Justifica-se meninos dormindo num contêiner ou a liquefação de uma barragem monumental com a falta de certeza de que aquilo terminaria em morte. O raciocínio tem de ser o oposto: só se faz algo quando há certeza de que NÃO tem risco de terminar em morte.
É torcendo o raciocínio lógico, aquele que só admite riscos inevitáveis à vida humana, e escorando-se em uma pilha infinita de pequenas regras e seus fiscais que os responsáveis por assassinatos em massa vão se esgueirando pelas brechas da lei no Brasil. Uma hora é o laudo atestando a segurança de algo que sabidamente tem problemas. Tem também o caso de quem, pelo poder, sabidamente mantém instalações ao arrepio da lei e a despeito de uma pilha de multas acumuladas. Falamos ainda da prática infame de trancar pessoas até que elas paguem mesmo depois de ser condenado na Justiça por isso.
A decisão de pisotear sonhos e desperdiçar vidas parte de quem? Sempre de um conjunto de pessoas que escamoteiam riscos e não se importam com as incertezas porque, quando pesam, acham que alguns valores – principalmente os financeiros – são maiores que a vida. E não há rigorosamente nada que a nossa sociedade tenha feito para fazê-las pensar ou pelo menos agir diferente. Se pegarmos casos que já se perdem no tempo, como Mariana e Boate Kiss, o que aconteceu com os responsáveis? Mandamos a mensagem de que o comportamento deles é aceito pela sociedade.
No Rio Grande do Sul houve ainda o agravante da perversidade. Os servidores públicos encarregados de levar os assassinos à responsabilidade foram duramente criticados pelos pais das vítimas devido à morosidade. Não hesitaram: resolveram processar criminalmente, pelas críticas, quem já lidava com a perda trágica dos filhos. O processo deles foi julgado antes do assassinato dos jovens. O que, não no discurso mas nas ações, foi tratado como de mais importância para a sociedade?
Uma juíza de Minas Gerais resolveu dar um basta e, mesmo com uma sentença que mal se equilibrava, levantou a lebre de botar na cadeia quem topa o risco de matar os outros por conveniência. Mandou 5 engenheiros responsáveis pela segurança da barragem de Brumadinho para a cadeia. Nem esquentaram banco: será preciso individualizar a culpa de cada um. Depois, uma tragédia vai tomando o lugar da outra no noticiário e se perde o ânimo de fazer justiça.
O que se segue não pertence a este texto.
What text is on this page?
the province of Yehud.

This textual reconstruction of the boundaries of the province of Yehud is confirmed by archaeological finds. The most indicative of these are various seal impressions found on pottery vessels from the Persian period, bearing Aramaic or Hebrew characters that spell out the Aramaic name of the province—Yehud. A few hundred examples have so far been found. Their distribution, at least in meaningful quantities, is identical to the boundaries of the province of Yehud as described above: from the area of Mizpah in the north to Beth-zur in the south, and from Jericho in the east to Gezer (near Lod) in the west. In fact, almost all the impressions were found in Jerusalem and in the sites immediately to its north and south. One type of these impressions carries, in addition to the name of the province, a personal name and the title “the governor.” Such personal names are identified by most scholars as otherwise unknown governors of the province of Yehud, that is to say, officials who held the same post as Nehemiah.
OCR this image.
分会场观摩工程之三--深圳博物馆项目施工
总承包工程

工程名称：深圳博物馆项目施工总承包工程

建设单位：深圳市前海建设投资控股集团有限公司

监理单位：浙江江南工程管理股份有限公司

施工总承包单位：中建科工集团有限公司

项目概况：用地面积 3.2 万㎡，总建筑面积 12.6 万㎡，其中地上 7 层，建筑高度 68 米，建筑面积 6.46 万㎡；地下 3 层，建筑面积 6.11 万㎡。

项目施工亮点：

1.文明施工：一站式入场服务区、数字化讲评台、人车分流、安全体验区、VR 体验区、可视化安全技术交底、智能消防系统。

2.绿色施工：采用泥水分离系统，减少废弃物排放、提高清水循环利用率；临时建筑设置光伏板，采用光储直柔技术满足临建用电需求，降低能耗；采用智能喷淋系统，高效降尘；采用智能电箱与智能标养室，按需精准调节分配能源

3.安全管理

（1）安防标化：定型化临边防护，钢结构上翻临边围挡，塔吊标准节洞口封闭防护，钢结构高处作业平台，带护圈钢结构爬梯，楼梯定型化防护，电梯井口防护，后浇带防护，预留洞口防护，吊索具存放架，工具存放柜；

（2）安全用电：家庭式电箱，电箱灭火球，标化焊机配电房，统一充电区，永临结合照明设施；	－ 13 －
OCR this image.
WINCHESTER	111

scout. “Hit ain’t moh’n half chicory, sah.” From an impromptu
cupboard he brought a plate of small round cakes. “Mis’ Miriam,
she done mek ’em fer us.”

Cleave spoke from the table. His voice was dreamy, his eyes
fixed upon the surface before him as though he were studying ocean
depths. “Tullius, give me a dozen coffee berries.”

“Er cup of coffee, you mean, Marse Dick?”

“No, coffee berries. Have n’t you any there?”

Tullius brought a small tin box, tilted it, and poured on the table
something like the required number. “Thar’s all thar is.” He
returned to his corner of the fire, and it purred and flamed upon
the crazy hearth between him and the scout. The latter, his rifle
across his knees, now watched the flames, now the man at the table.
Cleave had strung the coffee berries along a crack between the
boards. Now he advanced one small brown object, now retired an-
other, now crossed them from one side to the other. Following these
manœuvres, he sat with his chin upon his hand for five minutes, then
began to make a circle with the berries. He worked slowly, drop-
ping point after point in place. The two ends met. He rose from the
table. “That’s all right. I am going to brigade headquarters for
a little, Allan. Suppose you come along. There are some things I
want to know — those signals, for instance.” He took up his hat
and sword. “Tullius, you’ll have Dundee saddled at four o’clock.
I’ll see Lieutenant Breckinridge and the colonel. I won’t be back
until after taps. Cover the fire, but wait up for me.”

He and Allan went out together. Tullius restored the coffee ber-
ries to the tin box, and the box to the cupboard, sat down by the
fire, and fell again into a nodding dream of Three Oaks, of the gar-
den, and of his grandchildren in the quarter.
Inevitavelmente todos os dias alguém vai se deparar com o dilema entre agir corretamente com menos lucro ou fazer uma gambiarra assassina. Por essas bandas, não é difícil que os corretos sejam vistos como ingênuos, estúpidos, incompetentes para aproveitar as oportunidades. Se o raciocínio for psicopata, sem se importar um segundo com a vida e os sentimentos dos outros, só haverá condenação social no caso de grandes tragédias que incitam um posicionamento público. Enquanto não morre ninguém, o bom é o que corre o risco mesmo sabendo que vidas estão em jogo.
Parece um raciocínio duro, pessimista e até um pouco absurdo. Admito que é, tanto quanto é a nossa realidade. Se julgamos com base em ter plena certeza do desastre e não desconfiança da possibilidade, mandamos o sinal de que é possível correr o risco. Quando não punimos quem põe a sorte à prova e despedaça outros seres humanos também mandamos o sinal de que é lícito correr o risco. E assim empilhamos os corpos das mortes evitáveis no Brasil.
Nas grandes tragédias nunca houve dúvida entre o certo e o errado, mas entre o certo e o conveniente. Precisamos parar de compactuar com os canalhas que optam pelo conveniente.